La mayoría de los colombianos leímos esto en un documento fallido por no tener en cuenta las reflexiones de los demás. Perdimos, aquella vez, la lectura (con lupa y bolígrafo) de muchísimas páginas. Tomo una corta muestra del farragoso texto:


“…Derechos Humanos de todos y todas, incluyendo a las mujeres, los niños y las niñas, los adolescentes, los jóvenes y los adultos mayores, los discapacitados, los indígenas, las comunidades, las poblaciones afrocolombianas, negras, palanqueras y raizales, la población LGBTI, los defensores y las defensoras de los D.H., los sindicalistas, periodistas, los agricultores y las agricultoras, los ganaderos y las ganaderas, los empresarios y las empresarias, los otros y las otras…”.

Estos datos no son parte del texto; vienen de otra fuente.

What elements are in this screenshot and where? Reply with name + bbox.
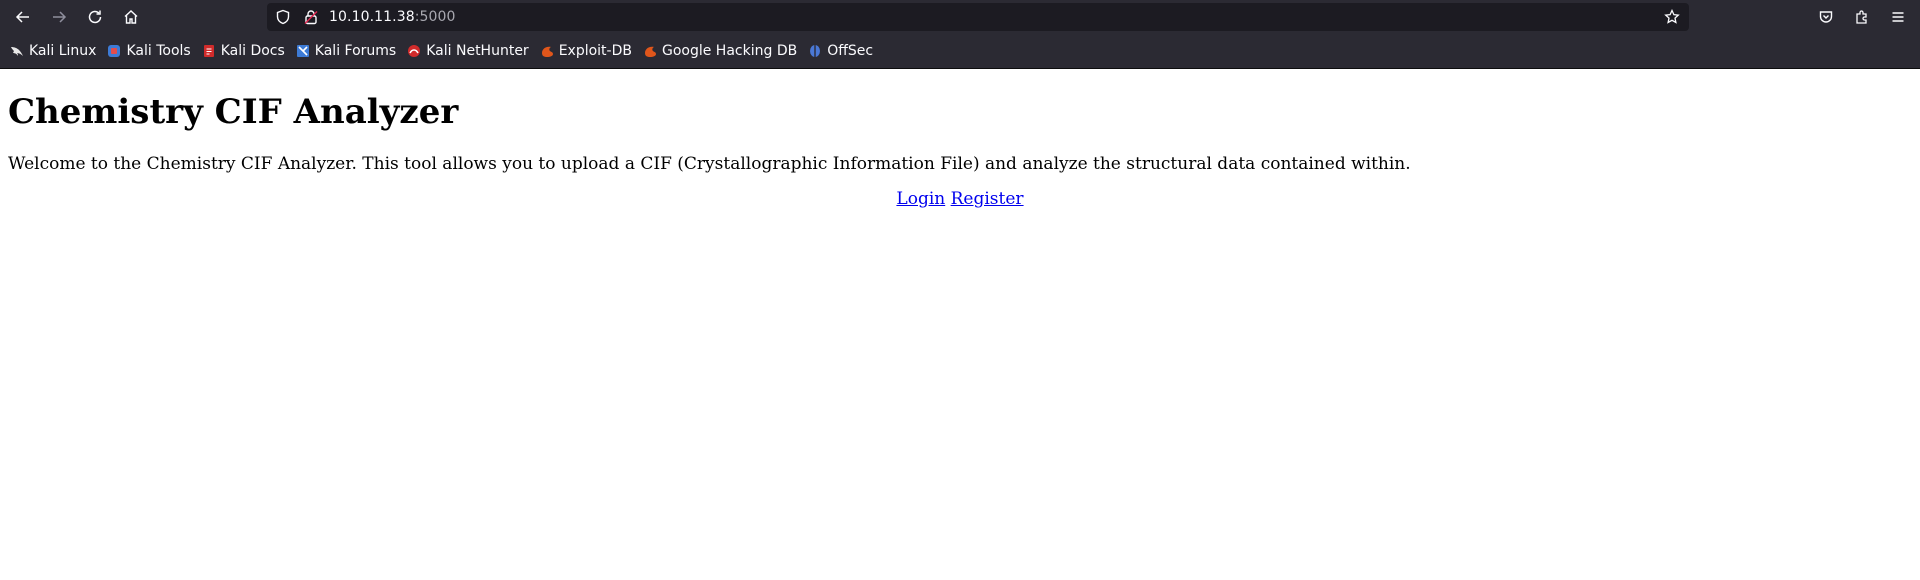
home-button[interactable] — [117, 3, 145, 31]
url-host: 10.10.11.38 — [329, 9, 415, 25]
bookmark-kali-linux[interactable]: Kali Linux — [10, 43, 96, 59]
page-content: Chemistry CIF Analyzer Welcome to the Ch… — [0, 90, 1920, 210]
forward-button[interactable] — [45, 3, 73, 31]
menu-button[interactable] — [1884, 3, 1912, 31]
login-link[interactable]: Login — [896, 189, 945, 209]
pocket-button[interactable] — [1812, 3, 1840, 31]
browser-toolbar: 10.10.11.38:5000 — [0, 0, 1920, 34]
kali-tools-icon — [107, 44, 121, 58]
reload-button[interactable] — [81, 3, 109, 31]
kali-nethunter-icon — [407, 44, 421, 58]
bookmark-label: Kali Linux — [29, 43, 97, 59]
bookmark-label: Kali Tools — [126, 43, 191, 59]
exploit-db-icon — [540, 44, 554, 58]
url-port: :5000 — [414, 9, 456, 25]
intro-text: Welcome to the Chemistry CIF Analyzer. T… — [8, 154, 1411, 174]
bookmark-star-icon[interactable] — [1664, 9, 1680, 25]
shield-icon[interactable] — [275, 9, 291, 25]
insecure-lock-icon[interactable] — [303, 9, 319, 25]
register-link[interactable]: Register — [951, 189, 1024, 209]
puzzle-icon — [1856, 10, 1867, 24]
kali-dragon-icon — [10, 44, 24, 58]
url-text[interactable]: 10.10.11.38:5000 — [329, 9, 456, 25]
bookmark-label: OffSec — [827, 43, 874, 59]
extensions-button[interactable] — [1848, 3, 1876, 31]
kali-docs-icon — [202, 44, 216, 58]
bookmark-offsec[interactable]: OffSec — [808, 43, 873, 59]
bookmark-kali-docs[interactable]: Kali Docs — [202, 43, 285, 59]
bookmark-kali-forums[interactable]: Kali Forums — [296, 43, 396, 59]
offsec-icon — [808, 44, 822, 58]
reload-icon — [88, 10, 102, 24]
toolbar-right-icons — [1812, 3, 1920, 31]
ghdb-icon — [643, 44, 657, 58]
hamburger-menu-icon — [1892, 12, 1904, 22]
home-icon — [124, 10, 138, 24]
back-button[interactable] — [9, 3, 37, 31]
kali-forums-icon — [296, 44, 310, 58]
bookmark-label: Exploit-DB — [558, 43, 632, 59]
bookmark-kali-tools[interactable]: Kali Tools — [107, 43, 191, 59]
auth-links: Login Register — [8, 188, 1912, 210]
bookmark-label: Kali Forums — [314, 43, 397, 59]
bookmark-label: Kali Docs — [220, 43, 285, 59]
arrow-right-icon — [53, 11, 67, 23]
pocket-icon — [1819, 11, 1833, 23]
bookmark-exploit-db[interactable]: Exploit-DB — [540, 43, 632, 59]
bookmark-label: Google Hacking DB — [661, 43, 798, 59]
page-title: Chemistry CIF Analyzer — [8, 92, 459, 132]
bookmark-kali-nethunter[interactable]: Kali NetHunter — [407, 43, 529, 59]
arrow-left-icon — [15, 11, 29, 23]
bookmark-label: Kali NetHunter — [426, 43, 529, 59]
bookmarks-toolbar: Kali Linux Kali Tools Kali Docs Kali For… — [0, 34, 1920, 69]
address-bar[interactable]: 10.10.11.38:5000 — [267, 3, 1689, 31]
bookmark-google-hacking-db[interactable]: Google Hacking DB — [643, 43, 797, 59]
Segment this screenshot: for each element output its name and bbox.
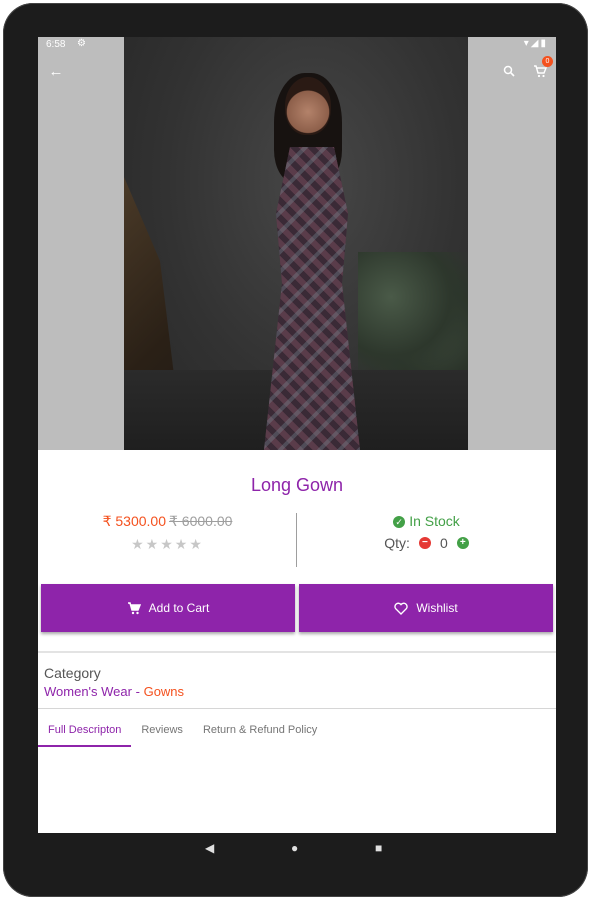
sale-price: ₹ 5300.00 — [102, 513, 166, 529]
category-breadcrumb: Women's Wear - Gowns — [44, 684, 184, 699]
product-photo[interactable] — [124, 37, 468, 450]
category-sub-link[interactable]: Gowns — [144, 684, 184, 699]
app-screen: 6:58 ⚙ ▾◢▮ ← 0 Long Gown ₹ 5300.00 ₹ 6000… — [38, 37, 556, 833]
section-divider — [38, 651, 556, 653]
stock-section: ✓ In Stock Qty: − 0 + — [297, 513, 556, 569]
tab-reviews[interactable]: Reviews — [131, 721, 193, 747]
tab-full-description[interactable]: Full Descripton — [38, 721, 132, 747]
product-title: Long Gown — [250, 475, 344, 495]
rating-stars: ★★★★★ — [131, 536, 204, 552]
nav-recents-icon[interactable]: ■ — [375, 841, 382, 855]
price-section: ₹ 5300.00 ₹ 6000.00 ★★★★★ — [38, 513, 297, 569]
qty-value: 0 — [439, 535, 448, 551]
category-separator: - — [135, 684, 140, 699]
status-bar: 6:58 ⚙ ▾◢▮ — [38, 37, 556, 53]
category-label: Category — [44, 665, 101, 681]
heart-icon — [394, 602, 409, 615]
stock-status: ✓ In Stock — [297, 513, 556, 529]
settings-icon: ⚙ — [77, 38, 86, 49]
price-row: ₹ 5300.00 ₹ 6000.00 — [38, 513, 297, 530]
category-main-link[interactable]: Women's Wear — [44, 684, 132, 699]
wifi-icon: ▾ — [523, 38, 531, 49]
search-icon — [503, 65, 515, 77]
system-status-icons: ▾◢▮ — [524, 38, 548, 49]
product-image-area — [38, 37, 556, 450]
tabs-divider — [38, 708, 556, 709]
cart-button[interactable]: 0 — [528, 56, 553, 83]
details-tabs: Full Descripton Reviews Return & Refund … — [38, 721, 327, 749]
add-to-cart-button[interactable]: Add to Cart — [41, 584, 295, 632]
nav-home-icon[interactable]: ● — [291, 841, 298, 855]
battery-icon: ▮ — [540, 38, 548, 49]
add-to-cart-label: Add to Cart — [148, 601, 210, 615]
qty-increase-button[interactable]: + — [456, 537, 469, 549]
search-button[interactable] — [497, 59, 521, 83]
stock-status-label: In Stock — [409, 513, 460, 529]
cart-icon — [127, 602, 141, 615]
wishlist-button[interactable]: Wishlist — [299, 584, 553, 632]
nav-back-icon[interactable]: ◀ — [205, 841, 214, 855]
back-button[interactable]: ← — [44, 59, 68, 83]
original-price: ₹ 6000.00 — [169, 513, 233, 529]
tab-return-refund-policy[interactable]: Return & Refund Policy — [193, 721, 327, 747]
quantity-stepper: Qty: − 0 + — [297, 535, 556, 551]
check-circle-icon: ✓ — [393, 516, 406, 528]
photo-model — [252, 73, 372, 450]
wishlist-label: Wishlist — [416, 601, 458, 615]
qty-label: Qty: — [384, 535, 410, 551]
cart-count-badge: 0 — [542, 56, 553, 67]
arrow-left-icon: ← — [48, 62, 64, 80]
system-nav-bar: ◀ ● ■ — [38, 833, 556, 865]
photo-gown-pattern — [264, 147, 360, 450]
photo-face — [285, 77, 331, 135]
status-time: 6:58 — [46, 39, 66, 50]
qty-decrease-button[interactable]: − — [418, 537, 431, 549]
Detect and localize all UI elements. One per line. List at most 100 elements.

Comentario: Ahora, el amigo lector me permitirá un momento para calificar dicho estilo; lo hago, deliberadamente, con recargo de adjetivos:


Es un lenguaje minucioso, repetitivo, insistente, machacón, reiterativo, duplicador, superfluo, inconexo, farragoso, confuso; y si consulto el diccionario, creo que tendría a disposición unos cuantos adjetivos más. Un lenguaje que, por estar repleto de basura, se volvió vacío de importancia, monótono y de aburridora lectura…


Y ese es el lenguaje que pretenden imponer los estratos oficiales y, en general, todos los innovadores luchan por la “equidad de género” y su muy exclusivo “idioma”.


2. Los determinantes:


Son los adjetivos numerales que determinan una cantidad numérica. Se dividen en:


Cardinales: Usados para contar: uno, dos, tres, etc.


El vocablo “uno”, sufre apócope cuando precede a un sustantivo masculino: un libro; un amigo.


“Una”, jamás sufre apócope delante de un sustantivo femenino, aunque este empiece por A acentuada: una agua, una águila.


“Ciento”, tiene tres apócopes:


 a) Delante de un sustantivo: cien libros; cien niñas. 


 b) Delante de un adjetivo calificativo: cien famosos escritores.


c) Delante de un adjetivo numeral cardinal por el cual se multiplica: cien mil años. A propósito, la expresión correcta es: ciento por ciento, y no: cien por ciento.


Ordinales: Señalan la posición de las personas o cosas que van en serie: vigésimo año, cuarto día. 


Proporcionales o múltiplos: Indican el número de veces que una cantidad contiene a una menor: duplo, doble, triple.


Partitivos o fraccionarios: indican en cuántas partes está dividida la unidad: la cuarta parte del libro; la tercera parte de la herencia.


Distributivos: en español, solo existe la palabra “sendos” y su femenino “sendas”, para indicar “uno para cada uno”, ejemplos: llegaron los niños con sendos libros. Las niñas jugaban con sendas muñecas.


3. Algunos nombres:


De almanaque dicen que su origen se remonta al siglo III, en el antiguo Ducado de Bretaña, en Francia, donde Al Monach Guiclan, astrónomo y matemático, escribió un libro que contenía el número y orden del año, las fases de la luna, el principio de las estaciones y los eclipses…, la palabra almanaque viene de Al Monach.


Otros dicen que viene de la palabra árabe “almanakh”, la cual hace referencia a las tablas astronómicas que enseñaban a determinar el día de la semana.


Y calendario viene de Kalendas, como llamaron los romanos al primer día de cada mes: la época del Kalendarium, es decir, de los censos y los réditos. 


Protocolo son las escrituras matrices y documentos que un notario autoriza, con ciertos requerimientos. Es cuaderno de actas relativas a un acuerdo, conferencia o congreso diplomático. Es regla ceremonial diplomática establecida por decreto o costumbre. Es plan escrito y detallado de un experimento científico, ensayo clínico o actuación médica.


Cartel es lámina con inscripciones, que se exhibe con fines noticieros de publicidad. Lámina en las escuelas para enseñar a leer. Escrito anónimo (pasquín). Organización ilícita vinculada al tráfico de drogas o de armas. Convenio entre varias empresas similares para evitar la mutua competencia.


4. La RAE:


Es fácil utilizar el adjetivo intempestivo / va, y el adverbio que se deriva de él, intempestivamente (fuera de tiempo y razón: de modo intempestivo).


Y la RAE nos confirma el uso del adjetivo tempestivo / va, y su correspondiente adverbio, tempestivamente (oportuno: de modo tempestivo).


Esta circunstancia lingüística es llamada: antonimia.


Llegar tempestivamente. Hablar intempestivamente. Llegar a la reunión de manera tempestiva, o intempestiva.


Encontrarse en un momento tempestivo o intempestivo.